Dynamic modelling and thermo-economic optimization of a small-scale hybrid solar/biomass organic rankine cycle power system

Hossin, Khaled (2017) Dynamic modelling and thermo-economic optimization of a small-scale hybrid solar/biomass organic rankine cycle power system. Doctoral thesis, Northumbria University.

hossin.khaled_phd.pdf - Submitted Version

Download (4MB) | Preview


The use of solar thermal energy to drive both large and small scale power generation units is one of the prospective solutions to meet the dramatic increase in the global energy demand and tackle the environmental problems caused by fossil fuels. New energy conversion technologies need to be developed or improved in order to enhance their performance in conversion of renewable energy. The Organic Rankine Cycle (ORC) is considered as one of the most promising technologies in the field of small and medium scale combined heat and power (CHP) systems due to its ability to efficiently recover low-grade heat sources such as solar energy. This technology is especially in demand in isolated areas where connection to the grid is not a viable option.

The present research provides thermodynamic performance evaluation and economic assessment for a small-scale (10 kW) hybrid solar/biomass ORC power system to operate in the UK climate conditions. This system consists of two circuits, namely organic fluid circuit and solar heating circuit in which thermal energy is provided by an array of solar evacuated tube collectors (ETCs) with heat pipes.
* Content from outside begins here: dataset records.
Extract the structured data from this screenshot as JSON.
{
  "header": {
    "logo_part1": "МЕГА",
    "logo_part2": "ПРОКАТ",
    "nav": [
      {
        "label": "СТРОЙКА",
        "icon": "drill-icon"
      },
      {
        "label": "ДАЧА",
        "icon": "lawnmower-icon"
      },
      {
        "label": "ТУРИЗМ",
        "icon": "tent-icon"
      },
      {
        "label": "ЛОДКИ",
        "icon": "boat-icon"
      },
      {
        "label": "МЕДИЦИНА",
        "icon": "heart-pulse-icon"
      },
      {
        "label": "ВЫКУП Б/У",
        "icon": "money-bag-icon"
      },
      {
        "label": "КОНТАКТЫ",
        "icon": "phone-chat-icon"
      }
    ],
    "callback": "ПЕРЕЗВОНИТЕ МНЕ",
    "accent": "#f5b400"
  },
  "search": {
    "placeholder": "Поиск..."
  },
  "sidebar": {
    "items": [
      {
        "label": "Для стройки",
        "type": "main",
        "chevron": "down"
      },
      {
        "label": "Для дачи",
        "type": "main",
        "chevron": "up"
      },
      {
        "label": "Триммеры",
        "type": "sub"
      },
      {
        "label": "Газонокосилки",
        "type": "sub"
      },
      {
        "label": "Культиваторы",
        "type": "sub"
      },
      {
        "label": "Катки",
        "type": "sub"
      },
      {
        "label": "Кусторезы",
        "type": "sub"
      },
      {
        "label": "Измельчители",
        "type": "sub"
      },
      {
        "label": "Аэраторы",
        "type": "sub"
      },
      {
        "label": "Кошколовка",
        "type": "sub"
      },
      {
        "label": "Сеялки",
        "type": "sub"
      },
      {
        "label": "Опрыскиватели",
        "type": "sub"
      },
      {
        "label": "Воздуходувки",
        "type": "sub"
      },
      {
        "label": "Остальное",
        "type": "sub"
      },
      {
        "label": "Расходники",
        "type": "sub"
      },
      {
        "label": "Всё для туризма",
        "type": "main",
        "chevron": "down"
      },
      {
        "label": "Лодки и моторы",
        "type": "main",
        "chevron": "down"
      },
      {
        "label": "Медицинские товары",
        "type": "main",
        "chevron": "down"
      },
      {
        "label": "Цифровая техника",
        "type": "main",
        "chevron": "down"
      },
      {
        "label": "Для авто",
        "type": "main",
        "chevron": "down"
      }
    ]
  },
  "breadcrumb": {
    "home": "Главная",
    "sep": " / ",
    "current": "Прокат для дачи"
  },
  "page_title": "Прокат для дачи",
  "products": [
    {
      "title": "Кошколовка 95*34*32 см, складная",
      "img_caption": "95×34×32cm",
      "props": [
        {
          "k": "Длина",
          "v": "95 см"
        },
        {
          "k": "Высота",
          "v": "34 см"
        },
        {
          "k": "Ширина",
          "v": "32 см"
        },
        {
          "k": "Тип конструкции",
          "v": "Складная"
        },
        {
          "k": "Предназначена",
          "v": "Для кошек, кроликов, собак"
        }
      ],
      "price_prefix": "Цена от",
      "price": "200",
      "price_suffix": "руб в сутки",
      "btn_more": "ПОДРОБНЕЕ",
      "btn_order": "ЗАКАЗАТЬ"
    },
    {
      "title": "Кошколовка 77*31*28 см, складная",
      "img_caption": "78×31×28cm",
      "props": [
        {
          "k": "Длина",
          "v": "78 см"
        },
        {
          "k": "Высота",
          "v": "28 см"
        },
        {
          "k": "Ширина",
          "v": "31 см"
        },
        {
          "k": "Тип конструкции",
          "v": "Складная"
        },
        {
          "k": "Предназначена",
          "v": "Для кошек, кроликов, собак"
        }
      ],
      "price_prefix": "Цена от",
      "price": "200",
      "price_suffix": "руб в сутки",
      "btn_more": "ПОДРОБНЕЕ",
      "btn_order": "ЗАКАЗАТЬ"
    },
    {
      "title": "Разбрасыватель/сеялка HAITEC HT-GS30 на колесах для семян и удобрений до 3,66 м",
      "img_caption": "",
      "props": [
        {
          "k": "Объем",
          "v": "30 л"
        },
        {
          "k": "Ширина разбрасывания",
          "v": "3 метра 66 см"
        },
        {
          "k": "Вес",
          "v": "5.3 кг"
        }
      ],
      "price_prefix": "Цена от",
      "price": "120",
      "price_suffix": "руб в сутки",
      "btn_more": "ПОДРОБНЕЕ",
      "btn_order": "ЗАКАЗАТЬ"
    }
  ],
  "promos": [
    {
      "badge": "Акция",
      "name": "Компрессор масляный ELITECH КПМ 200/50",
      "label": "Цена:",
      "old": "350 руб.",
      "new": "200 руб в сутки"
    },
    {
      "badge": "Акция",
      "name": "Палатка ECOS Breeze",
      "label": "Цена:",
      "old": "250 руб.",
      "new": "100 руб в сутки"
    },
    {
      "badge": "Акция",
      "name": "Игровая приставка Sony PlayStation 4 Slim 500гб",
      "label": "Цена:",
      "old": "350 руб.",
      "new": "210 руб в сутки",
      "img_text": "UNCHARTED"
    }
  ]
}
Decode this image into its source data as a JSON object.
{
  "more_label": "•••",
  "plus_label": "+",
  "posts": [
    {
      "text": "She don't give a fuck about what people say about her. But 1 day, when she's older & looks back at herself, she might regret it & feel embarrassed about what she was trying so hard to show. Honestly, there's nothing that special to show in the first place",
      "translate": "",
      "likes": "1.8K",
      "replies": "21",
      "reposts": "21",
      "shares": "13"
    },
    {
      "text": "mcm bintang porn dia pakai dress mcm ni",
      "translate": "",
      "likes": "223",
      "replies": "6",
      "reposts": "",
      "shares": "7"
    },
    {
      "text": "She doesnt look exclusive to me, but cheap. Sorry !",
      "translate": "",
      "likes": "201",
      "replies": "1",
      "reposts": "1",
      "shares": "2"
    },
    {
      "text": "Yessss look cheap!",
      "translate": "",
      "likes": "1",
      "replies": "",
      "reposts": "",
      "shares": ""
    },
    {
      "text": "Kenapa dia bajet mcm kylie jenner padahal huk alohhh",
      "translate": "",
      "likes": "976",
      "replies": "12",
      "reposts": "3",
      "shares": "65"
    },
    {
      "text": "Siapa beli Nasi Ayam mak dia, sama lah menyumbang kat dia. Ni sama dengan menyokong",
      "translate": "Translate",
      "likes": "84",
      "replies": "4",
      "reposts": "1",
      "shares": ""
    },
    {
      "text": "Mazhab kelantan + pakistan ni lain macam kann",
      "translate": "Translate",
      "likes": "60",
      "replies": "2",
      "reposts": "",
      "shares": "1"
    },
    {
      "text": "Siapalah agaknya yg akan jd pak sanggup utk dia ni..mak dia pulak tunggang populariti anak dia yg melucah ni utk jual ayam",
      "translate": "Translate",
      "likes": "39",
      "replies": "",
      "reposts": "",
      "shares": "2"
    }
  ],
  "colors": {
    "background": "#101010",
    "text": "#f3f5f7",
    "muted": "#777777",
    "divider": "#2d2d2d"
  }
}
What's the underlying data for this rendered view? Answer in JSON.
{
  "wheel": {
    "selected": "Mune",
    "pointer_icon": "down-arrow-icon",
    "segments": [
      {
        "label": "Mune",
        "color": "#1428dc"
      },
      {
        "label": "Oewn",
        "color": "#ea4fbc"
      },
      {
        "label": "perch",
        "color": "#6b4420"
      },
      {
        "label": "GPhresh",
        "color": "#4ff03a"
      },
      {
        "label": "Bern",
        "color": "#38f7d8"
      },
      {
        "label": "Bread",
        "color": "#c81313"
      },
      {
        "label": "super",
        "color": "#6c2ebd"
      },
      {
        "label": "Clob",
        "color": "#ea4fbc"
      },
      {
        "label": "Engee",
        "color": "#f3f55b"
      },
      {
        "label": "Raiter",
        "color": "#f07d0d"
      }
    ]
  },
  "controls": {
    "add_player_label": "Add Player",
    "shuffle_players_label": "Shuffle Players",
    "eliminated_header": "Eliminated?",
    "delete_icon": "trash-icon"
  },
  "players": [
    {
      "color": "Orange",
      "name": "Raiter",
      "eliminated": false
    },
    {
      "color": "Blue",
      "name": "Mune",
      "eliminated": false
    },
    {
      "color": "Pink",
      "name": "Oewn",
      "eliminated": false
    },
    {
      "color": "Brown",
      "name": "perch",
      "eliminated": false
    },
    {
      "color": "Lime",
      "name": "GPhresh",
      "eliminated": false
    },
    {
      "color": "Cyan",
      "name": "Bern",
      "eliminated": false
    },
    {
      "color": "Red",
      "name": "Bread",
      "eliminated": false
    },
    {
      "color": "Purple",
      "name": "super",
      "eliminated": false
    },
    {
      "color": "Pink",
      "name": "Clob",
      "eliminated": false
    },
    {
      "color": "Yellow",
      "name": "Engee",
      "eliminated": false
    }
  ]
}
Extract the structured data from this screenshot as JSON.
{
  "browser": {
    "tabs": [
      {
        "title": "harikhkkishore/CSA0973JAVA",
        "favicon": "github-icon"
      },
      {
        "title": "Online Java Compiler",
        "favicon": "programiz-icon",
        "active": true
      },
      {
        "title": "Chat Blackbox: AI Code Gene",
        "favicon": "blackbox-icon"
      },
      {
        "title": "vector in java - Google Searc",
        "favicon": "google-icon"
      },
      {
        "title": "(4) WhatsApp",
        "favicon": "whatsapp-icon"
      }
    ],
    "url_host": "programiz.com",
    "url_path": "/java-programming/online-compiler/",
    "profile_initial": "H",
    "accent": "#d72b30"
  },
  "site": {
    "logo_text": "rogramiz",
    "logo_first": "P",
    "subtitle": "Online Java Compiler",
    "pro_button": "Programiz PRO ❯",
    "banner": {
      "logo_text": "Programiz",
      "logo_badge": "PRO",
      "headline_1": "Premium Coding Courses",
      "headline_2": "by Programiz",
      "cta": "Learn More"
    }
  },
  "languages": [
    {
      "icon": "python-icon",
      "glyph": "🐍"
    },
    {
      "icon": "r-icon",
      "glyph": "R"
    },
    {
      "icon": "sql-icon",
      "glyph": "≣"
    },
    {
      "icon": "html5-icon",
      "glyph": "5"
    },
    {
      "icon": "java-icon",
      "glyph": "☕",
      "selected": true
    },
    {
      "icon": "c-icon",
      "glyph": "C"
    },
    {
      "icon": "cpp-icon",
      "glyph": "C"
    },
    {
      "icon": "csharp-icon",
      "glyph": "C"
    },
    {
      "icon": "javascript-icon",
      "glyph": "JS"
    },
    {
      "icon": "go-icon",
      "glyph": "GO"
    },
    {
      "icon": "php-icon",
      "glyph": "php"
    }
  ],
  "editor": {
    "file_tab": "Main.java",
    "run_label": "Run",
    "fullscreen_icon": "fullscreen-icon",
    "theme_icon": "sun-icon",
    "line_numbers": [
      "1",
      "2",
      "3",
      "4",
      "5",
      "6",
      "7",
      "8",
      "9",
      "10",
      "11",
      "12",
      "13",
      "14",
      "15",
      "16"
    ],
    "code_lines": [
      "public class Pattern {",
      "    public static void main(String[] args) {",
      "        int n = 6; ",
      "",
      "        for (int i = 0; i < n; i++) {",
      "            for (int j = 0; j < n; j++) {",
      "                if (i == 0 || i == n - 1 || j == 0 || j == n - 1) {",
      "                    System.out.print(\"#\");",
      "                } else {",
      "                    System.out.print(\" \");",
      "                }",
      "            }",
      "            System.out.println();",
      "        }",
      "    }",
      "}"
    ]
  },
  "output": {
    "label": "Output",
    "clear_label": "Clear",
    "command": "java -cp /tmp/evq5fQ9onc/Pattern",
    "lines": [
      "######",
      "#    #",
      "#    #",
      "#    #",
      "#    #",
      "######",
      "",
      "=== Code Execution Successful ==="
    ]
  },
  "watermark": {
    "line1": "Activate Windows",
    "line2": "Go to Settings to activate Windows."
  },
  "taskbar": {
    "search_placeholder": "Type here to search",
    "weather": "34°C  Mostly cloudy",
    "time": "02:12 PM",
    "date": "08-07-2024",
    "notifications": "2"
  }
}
A biomass boiler is also integrated to compensate for solar energy intermittence. A dynamic model for the hybrid ORC power system has been developed to simulate and predict the system behaviour over a day-long period for different annual seasons.

In the thermodynamic investigation, an overall thermodynamic mathematical model of the proposed power system has been developed. The calculation model of the ORC plant consists of a number of control volumes and in each volume the mass and energy conservation equations are used to describe energy transfer processes. The set of equations were solved numerically using a toolbox called Thermolib which works in the MATLAB/Simulink® environment. The numerical results obtained on the performance of the ORC plant were validated against the theoretical and experimental data available in the open literature. The predicted results were in very good agreement with the data published in the literature. The comparison demonstrated that the developed simulation model of the ORC plant accurately predicts its performance with a maximum deviation of less than 7%. The developed mathematical model then has been used to carry out the parametric analysis to investigate the effect of different operating conditions on the system performance.

The economic analysis has been performed with the use of equipment costing technique to estimate the system’s total capital investment cost. This approach is based on the individual costing correlation of each component in the system, considering all the direct and indirect costs of the proposed components. The system cost calculations have been conducted for a range of operating parameters and different working fluids for a fixed value of net power output.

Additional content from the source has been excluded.